When Greece is locked in bailout talks with its international creditors, there are only two German politicians that markets seem to pay attention to — finance minister Wolfgang Schaeuble and of course, Chancellor Angela Merkel.
But it seems there’s a split between the two on the best approach to the Greek situation. According to German newspaper Die Welt, Merkel is still unwilling to really consider the idea of a Grexit (Greek exit from the eurozone).
Schaeuble, on the other hand, sees acceptance of a possible Grexit as an important bargaining tool for Germany and the rest of the eurozone. If Grexit is ruled out, he things that gives Athens too much of a powerful negotiating stance.
According to the report, that’s one of the reasons that Schaeuble sees the inclusion of the International Monetary Fund (IMF) in negotiations as important. The Fund is more used to taking a touch line against its borrowers, whereas the European Commission is thought to be more preoccupied with keeping Greece in the euro, and willing to give away a more generous deal.
The leaked deal proposals that we saw nearly two weeks ago would tend to reinforce that line — the proposals which reportedly came from the European Commission were relatively vague and noncommittal on reforms, the opposed of what Schaeuble and the IMF would want.
Merkel also has to deal with her own restless political party, many of whom favour Schaeuble’s stern stance. Reports at the time of the tentative February agreement that Greece would continue its bailout suggested there was very strong opposition against it within Merkel’s Christian Democrats. Though the Chancellor has managed to get them to toe the line so far, that’s not guaranteed forever.
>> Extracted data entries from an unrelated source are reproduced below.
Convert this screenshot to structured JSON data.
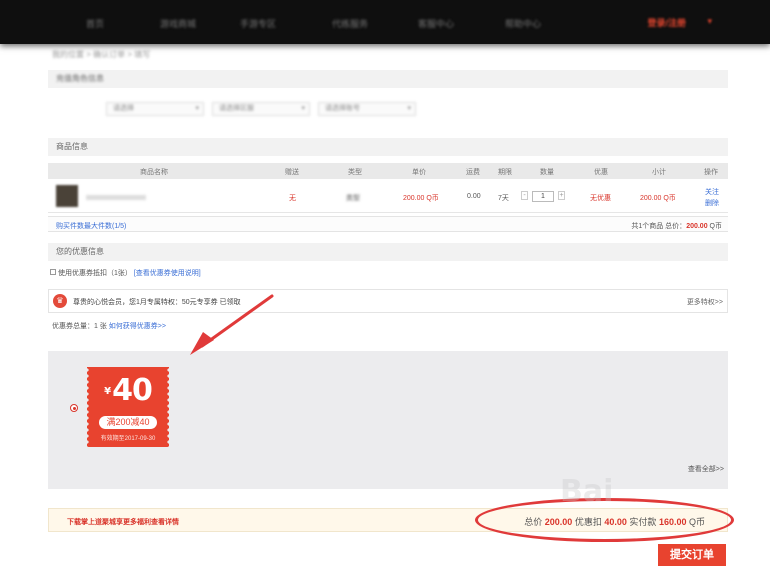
{
  "header": {
    "nav": [
      "首页",
      "游戏商城",
      "手游专区",
      "代练服务",
      "客服中心",
      "帮助中心"
    ],
    "login_label": "登录/注册"
  },
  "breadcrumb": "我的位置 > 确认订单 > 填写",
  "recharge_section": {
    "title": "充值角色信息",
    "role_select": "请选择",
    "server_select": "请选择区服",
    "account_select": "请选择账号"
  },
  "goods_section": {
    "title": "商品信息",
    "columns": [
      "商品名称",
      "赠送",
      "类型",
      "单价",
      "运费",
      "期限",
      "数量",
      "优惠",
      "小计",
      "操作"
    ],
    "row": {
      "gift": "无",
      "type": "类型",
      "unit_price": "200.00 Q币",
      "shipping": "0.00",
      "period": "7天",
      "quantity": "1",
      "discount": "无优惠",
      "subtotal": "200.00 Q币",
      "action_follow": "关注",
      "action_delete": "删除"
    },
    "footer_left": "购买件数最大件数(1/5)",
    "footer_right_prefix": "共1个商品 总价：",
    "footer_right_amount": "200.00",
    "footer_right_unit": " Q币"
  },
  "discount_section": {
    "title": "您的优惠信息",
    "use_coupon": "使用优惠券抵扣（1张）",
    "coupon_rules_link": "[查看优惠券使用说明]",
    "vip_text": "尊贵的心悦会员，您1月专属特权：50元专享券 已领取",
    "vip_more": "更多特权>>",
    "coupon_total_prefix": "优惠券总量：1 张",
    "coupon_how_link": "如何获得优惠券>>",
    "view_all": "查看全部>>"
  },
  "coupon": {
    "currency_symbol": "¥",
    "amount": "40",
    "condition": "满200减40",
    "expire": "有效期至2017-09-30"
  },
  "bottom": {
    "note": "下载掌上道聚城享更多福利查看详情",
    "total_label": "总价",
    "total_value": "200.00",
    "discount_label": "优惠扣",
    "discount_value": "40.00",
    "pay_label": "实付款",
    "pay_value": "160.00",
    "pay_unit": "Q币"
  },
  "submit_label": "提交订单",
  "colors": {
    "accent": "#e8432f",
    "annotation": "#e03a3a",
    "link": "#3b6fd6"
  }
}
Die Welt reports that Merkel is backed by the German foreign ministry, which aligns with reports that Merkel will paint any deal with Greece as necessary for European security. A May 19 Bloomberg article suggests she will make the geopolitical instability of a southern part of Europe splitting off from the bloc a major part of her argument for an agreement. Here’s a snippet from that report:
Merkel would hold the speech after Greece and its creditors agree on a deal with conditions she deems strong enough to sell to parliament and the German public, according to two government officials. She would argue that a Greek exit from the euro area would risk causing geopolitical instability in the region, said the officials, who asked not to be identified because the discussions are private.
That approach may be more convincing to sceptical German conservatives than appeals to pan-European solidarity. But to get to that point, either Athens or the international institutions still need to make major compromises on issues like pension reform. If that doesn’t happen, Grexit could occur no matter who wants it.